The blogosphere highlights just how much we despise criticism.  We blithely set up blogs to share our lives with the world.  We often refer to our blogs as our little worlds.  We say we want dialogue and interaction with readers, yet recent kerfuffles over GOMI and blow ups in comment sections in several blogs I read demonstrate that most of the time, we have very thin skin.  I’m not talking about comments like “you suck” or “you’re a fat cow who never showers.  I bet you smell.”  Those comments are just mean. I’m talking about comments that dissent or question what we’ve shared.

Psychologists recommend the following for offering criticism:

Respect the individual, focus the criticism on the behaviour that needs changing – on what people actually do or actually say.

The problem is that too often we associate criticism of our behavior or words as an attack on us as individuals. As a result, comment sections are shut down and critical comments are deleted.  What comments remain are either affirming  or the lukewarm, “you have to do what works for you.” We even indignantly reply that those sort of comments are not allowed in our space, in our part of the blogosphere. Relativism is upheld, and our little worlds keep spinning as we create our own truths and never question them.


  1. oooh. great great stuff here. I may need to come back with a deeper comment. what struck me was the idea of relativism—for myself, I work so hard at “self-improvement” and get such satisfaction from reaching my own self-imposed goals. But I think very little of how my actions appear to and affect others outside of my immediate family. Saying no to extra projects at work? Probably pissing someone off! Delegating more? Same. Limiting my social obligations & letting go of less positive relationships—hurt feelings I’m sure. As I grow more confident and less people-pleasing, I’m sure I come across more bitchy. On the one hand, you can’t please all of the people all of the time, but on the other hand, its good to be self-aware of how you are coming across to the wider world.

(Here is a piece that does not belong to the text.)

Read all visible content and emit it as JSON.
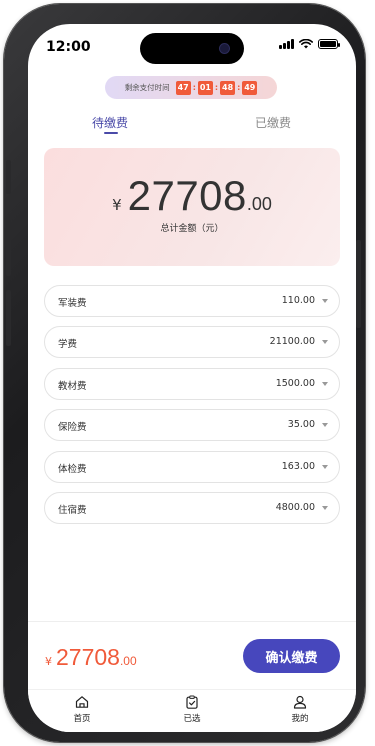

  2. ANOTHER fabulously insightful post! I agree with you about this … as much as we claim to invite dialogue, we shrink from the comments that actually challenge us to think differently. I think it happens IRL, too: we tend to associate with people who will support us, not people who will offer alternative perspectives, or who will gently point out our flaws. Even “I don’t like that behavior” feels like “I don’t like YOU.”

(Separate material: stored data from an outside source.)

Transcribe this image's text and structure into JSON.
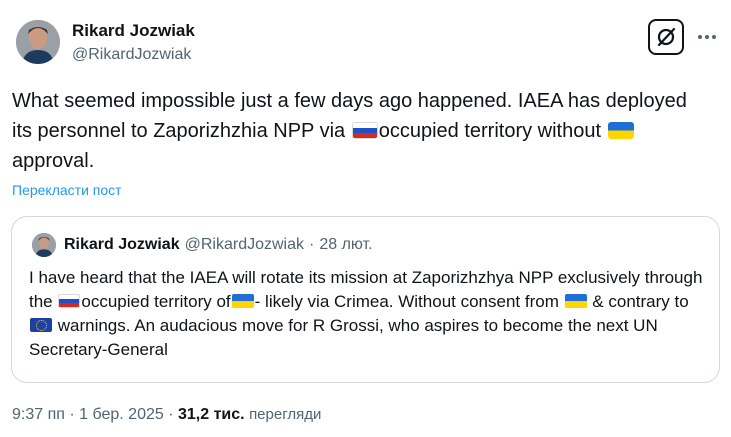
{
  "author": {
    "name": "Rikard Jozwiak",
    "handle": "@RikardJozwiak"
  },
  "tweet": {
    "part1": "What seemed impossible just a few days ago happened. IAEA has deployed its personnel to Zaporizhzhia NPP via ",
    "part2": "occupied territory without ",
    "part3": " approval."
  },
  "translate_label": "Перекласти пост",
  "quote": {
    "name": "Rikard Jozwiak",
    "handle": "@RikardJozwiak",
    "separator": "·",
    "date": "28 лют.",
    "part1": "I have heard that the IAEA will rotate its mission at Zaporizhzhya NPP exclusively through the ",
    "part2": "occupied territory of",
    "part3": "- likely via Crimea. Without consent from ",
    "part4": " & contrary to ",
    "part5": " warnings. An audacious move for R Grossi, who aspires to become the next UN Secretary-General"
  },
  "meta": {
    "time": "9:37 пп",
    "separator": "·",
    "date": "1 бер. 2025",
    "views_count": "31,2 тис.",
    "views_label": "перегляди"
  },
  "icons": {
    "grok": "grok-icon",
    "more": "more-horizontal-icon",
    "flags": [
      "flag-russia-icon",
      "flag-ukraine-icon",
      "flag-eu-icon"
    ]
  }
}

    I wonder if there is a cultural need for approbation, in a way that didn’t exist before? I feel like it’s become even more prevalent with the rise of social media. So many people (me included, sometimes) seem to need their egos stroked ALL.THE.TIME, and fear confrontation. Have we lost our ability to be civil enough with each other that we can offer criticism without it feeling like an attack?

    Great question.

  3. I can’t even form coherent thoughts to respond to this other than to say HELL YEAH. We need objective constructive criticism or we won’t improve.

    I think the issue with blogging, however, is that I don’t want criticism in my space. I’m sharing my tiny adventures in life, so I don’t want someone criticizing the things I choose to share. It’s just one small slice of a much larger life. I’m not out to make money from blogging or advertise, I just want a space to tell the grandparents about the kids. Yet I still get crazy town comments.

    For example, when I posted recently about my kids getting some homework that sucked for me as a parent? Some person went off in the comments, lots of judgement about our school. Why is a homework assignment, not controlled by me, something to judge in my life? And why are you judging me because I make my kids do homework? When did it become acceptable to NOT do homework? And also, it was supposed to be a cute story about Nate writing a letter calling someone “petty” instead of “pretty” so crazy town lady missed the entire point.